Liverpool, a British journalist for Nature with an expertise in immunology and virology, takes a broad view of a thorny problem: Racism plays a critical factor in health care and, as the Lancet notes, is “a public health emergency of global concern.” Systematic racism presents in many ways in the health sphere, including the persistent belief that Black people have differences enough in their pain receptors that they require less anesthesia in surgery. Biological differences do exist, notes the author, but these are at the genetic level and affect such things as the ability to metabolize certain therapeutic drugs, in the same way that people with certain genetic markers have difficulty metabolizing dairy products. Racism is often marked by simple carelessness. Algorithms for one dermatology app, for instance, were trained on light-skinned people, making their diagnostics suspect for those of darker complexion. Liverpool herself suffers from a skin condition that white doctors said was incurable until one dermatologist pronounced it common eczema that expresses itself somewhat differently on darker skin.
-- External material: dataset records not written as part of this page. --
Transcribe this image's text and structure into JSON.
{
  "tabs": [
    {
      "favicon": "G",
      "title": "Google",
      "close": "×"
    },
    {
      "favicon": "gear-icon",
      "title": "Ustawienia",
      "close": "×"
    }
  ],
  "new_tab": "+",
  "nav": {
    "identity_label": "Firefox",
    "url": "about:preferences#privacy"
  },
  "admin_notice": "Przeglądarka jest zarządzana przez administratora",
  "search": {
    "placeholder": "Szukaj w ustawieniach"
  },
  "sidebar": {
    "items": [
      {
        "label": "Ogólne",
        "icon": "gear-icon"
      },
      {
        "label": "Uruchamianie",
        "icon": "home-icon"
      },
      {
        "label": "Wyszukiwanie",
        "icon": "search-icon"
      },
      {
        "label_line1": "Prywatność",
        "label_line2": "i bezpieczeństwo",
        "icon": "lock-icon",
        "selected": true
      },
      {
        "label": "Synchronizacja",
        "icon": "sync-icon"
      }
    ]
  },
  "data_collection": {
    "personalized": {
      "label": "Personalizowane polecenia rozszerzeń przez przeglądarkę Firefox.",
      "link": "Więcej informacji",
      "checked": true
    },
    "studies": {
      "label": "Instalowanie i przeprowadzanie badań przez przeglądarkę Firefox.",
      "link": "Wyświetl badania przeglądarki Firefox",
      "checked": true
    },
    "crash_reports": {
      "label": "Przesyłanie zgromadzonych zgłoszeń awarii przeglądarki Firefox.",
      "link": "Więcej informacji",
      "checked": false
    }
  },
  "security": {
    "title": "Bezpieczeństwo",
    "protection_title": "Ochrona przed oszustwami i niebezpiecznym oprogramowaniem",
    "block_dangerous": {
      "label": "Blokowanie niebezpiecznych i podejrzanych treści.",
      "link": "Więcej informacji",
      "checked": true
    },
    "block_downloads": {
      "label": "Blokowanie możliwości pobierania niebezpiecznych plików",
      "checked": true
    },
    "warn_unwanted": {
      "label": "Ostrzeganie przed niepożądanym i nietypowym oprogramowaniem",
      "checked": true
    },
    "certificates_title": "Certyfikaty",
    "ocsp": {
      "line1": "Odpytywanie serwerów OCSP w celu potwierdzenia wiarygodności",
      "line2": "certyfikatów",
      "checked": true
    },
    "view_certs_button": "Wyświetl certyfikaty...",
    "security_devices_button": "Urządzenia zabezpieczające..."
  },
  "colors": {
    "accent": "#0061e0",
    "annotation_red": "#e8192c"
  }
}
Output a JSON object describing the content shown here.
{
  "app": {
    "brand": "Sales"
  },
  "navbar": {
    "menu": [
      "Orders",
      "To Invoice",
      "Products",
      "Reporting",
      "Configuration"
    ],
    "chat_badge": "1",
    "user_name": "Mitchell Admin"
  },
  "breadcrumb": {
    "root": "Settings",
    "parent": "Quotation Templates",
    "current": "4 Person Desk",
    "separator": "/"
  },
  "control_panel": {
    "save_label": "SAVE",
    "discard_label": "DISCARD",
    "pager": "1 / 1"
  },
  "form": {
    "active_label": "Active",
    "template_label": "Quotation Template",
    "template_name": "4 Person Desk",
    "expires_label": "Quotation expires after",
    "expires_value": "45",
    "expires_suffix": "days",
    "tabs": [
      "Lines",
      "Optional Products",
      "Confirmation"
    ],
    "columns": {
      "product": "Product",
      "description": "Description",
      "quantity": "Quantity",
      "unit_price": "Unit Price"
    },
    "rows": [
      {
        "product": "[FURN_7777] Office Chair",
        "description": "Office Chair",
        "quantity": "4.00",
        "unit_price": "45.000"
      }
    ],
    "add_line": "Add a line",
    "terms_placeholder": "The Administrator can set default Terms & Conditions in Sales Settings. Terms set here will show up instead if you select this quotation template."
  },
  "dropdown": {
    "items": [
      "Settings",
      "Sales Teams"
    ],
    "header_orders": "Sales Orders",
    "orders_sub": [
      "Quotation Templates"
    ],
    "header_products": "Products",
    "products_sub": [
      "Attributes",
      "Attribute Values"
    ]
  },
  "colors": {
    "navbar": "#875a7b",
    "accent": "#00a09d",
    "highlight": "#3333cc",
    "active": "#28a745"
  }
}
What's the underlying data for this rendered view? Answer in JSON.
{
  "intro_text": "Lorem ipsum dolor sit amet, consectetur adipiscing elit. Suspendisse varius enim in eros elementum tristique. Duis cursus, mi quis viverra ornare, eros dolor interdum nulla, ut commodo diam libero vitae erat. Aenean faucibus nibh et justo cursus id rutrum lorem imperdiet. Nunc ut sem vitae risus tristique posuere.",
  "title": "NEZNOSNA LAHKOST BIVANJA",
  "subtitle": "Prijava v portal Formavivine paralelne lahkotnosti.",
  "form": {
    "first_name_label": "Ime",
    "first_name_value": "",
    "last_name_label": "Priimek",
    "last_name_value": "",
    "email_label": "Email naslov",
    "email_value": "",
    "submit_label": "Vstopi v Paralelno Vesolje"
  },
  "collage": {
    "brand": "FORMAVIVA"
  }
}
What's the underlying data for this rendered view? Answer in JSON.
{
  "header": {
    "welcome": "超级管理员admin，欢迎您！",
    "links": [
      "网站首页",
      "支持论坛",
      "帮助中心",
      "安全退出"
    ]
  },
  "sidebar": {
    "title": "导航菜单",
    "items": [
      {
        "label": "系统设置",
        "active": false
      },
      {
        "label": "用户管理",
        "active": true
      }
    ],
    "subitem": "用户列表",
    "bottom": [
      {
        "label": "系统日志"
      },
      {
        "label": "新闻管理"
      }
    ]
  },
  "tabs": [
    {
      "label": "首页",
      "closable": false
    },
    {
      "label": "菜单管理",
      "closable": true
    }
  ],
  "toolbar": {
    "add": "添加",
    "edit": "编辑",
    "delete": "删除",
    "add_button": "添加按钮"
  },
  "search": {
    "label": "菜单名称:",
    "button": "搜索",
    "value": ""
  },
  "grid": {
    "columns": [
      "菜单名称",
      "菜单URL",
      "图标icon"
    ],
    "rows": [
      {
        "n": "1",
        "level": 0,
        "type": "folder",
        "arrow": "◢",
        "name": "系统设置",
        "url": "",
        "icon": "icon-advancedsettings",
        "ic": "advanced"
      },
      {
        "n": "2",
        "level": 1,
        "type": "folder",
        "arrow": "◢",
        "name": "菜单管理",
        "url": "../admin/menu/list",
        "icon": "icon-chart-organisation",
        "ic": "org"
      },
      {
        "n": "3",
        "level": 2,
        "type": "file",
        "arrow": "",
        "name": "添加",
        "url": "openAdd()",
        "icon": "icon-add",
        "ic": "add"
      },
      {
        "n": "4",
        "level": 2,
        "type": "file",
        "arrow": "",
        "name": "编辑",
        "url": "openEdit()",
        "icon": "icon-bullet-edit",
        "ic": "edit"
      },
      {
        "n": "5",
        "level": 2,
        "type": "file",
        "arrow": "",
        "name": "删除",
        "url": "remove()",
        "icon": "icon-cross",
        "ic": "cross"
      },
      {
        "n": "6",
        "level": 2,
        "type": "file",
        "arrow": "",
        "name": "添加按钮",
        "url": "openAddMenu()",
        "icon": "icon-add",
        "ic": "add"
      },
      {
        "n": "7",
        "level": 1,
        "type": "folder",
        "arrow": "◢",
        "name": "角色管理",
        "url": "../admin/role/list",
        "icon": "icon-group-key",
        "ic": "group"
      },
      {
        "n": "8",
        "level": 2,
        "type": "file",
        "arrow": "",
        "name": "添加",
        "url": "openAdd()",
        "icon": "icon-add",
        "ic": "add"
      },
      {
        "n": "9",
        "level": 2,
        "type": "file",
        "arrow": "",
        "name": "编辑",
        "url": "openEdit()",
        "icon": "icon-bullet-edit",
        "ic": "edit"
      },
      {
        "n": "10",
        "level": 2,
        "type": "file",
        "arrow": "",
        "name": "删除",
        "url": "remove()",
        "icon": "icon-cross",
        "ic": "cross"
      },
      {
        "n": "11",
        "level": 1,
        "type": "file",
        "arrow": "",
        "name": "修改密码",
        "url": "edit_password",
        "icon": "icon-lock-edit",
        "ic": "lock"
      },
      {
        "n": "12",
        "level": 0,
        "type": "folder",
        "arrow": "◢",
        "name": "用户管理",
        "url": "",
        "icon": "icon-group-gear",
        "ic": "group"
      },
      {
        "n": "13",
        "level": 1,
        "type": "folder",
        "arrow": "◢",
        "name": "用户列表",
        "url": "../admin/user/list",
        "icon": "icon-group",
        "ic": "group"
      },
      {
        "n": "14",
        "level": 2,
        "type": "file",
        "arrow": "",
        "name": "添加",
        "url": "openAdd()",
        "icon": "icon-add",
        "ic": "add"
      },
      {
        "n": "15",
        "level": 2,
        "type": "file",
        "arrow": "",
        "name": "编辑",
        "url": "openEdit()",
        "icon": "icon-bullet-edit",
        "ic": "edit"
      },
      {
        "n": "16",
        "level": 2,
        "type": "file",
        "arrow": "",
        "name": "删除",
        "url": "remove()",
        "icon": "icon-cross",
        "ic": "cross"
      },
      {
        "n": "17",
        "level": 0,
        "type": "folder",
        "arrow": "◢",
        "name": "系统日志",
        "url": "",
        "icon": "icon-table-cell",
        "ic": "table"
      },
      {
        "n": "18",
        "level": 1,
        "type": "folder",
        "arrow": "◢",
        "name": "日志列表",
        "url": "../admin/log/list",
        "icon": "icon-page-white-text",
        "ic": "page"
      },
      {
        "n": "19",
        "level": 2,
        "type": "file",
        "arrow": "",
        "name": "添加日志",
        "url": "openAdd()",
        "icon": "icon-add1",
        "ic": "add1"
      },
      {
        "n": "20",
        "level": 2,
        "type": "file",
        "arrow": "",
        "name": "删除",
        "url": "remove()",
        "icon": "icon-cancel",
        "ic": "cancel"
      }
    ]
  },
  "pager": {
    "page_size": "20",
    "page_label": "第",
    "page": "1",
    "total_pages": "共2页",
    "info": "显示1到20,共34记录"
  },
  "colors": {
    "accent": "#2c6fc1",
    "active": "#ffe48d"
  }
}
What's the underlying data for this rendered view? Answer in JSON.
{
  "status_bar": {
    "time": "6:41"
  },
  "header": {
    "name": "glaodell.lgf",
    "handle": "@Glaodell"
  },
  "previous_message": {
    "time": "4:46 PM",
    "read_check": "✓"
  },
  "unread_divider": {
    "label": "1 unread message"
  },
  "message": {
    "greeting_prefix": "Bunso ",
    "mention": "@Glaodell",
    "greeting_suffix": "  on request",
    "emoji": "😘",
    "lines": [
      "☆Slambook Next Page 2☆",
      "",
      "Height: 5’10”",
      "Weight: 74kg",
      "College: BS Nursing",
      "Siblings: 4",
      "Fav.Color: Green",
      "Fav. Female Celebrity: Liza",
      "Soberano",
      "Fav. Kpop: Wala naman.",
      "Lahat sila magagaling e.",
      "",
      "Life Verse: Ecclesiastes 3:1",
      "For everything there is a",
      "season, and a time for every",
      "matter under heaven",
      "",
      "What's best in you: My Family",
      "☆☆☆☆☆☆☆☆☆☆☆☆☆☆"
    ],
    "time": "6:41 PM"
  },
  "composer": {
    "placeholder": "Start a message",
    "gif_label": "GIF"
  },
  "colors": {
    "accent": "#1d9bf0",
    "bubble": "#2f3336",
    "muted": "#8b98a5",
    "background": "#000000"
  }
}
Racially grounded disparities in health care are everywhere: Black patients wait far longer for organ transplants than whites, and standardized tests eliminate many from the candidate rolls; Black and brown people were disproportionately affected by Covid-19, and hospitals treating Black patients received fewer funds; childbirth mortality rates are higher for Black women than for white women; and so on. Liverpool notes that while these disparities are measurable, “instead of simply stating that Black people are dying disproportionately because they are poor, we should be asking why Black people…are disproportionately poor in the first place.”
A powerful argument for a more equitable approach to health care.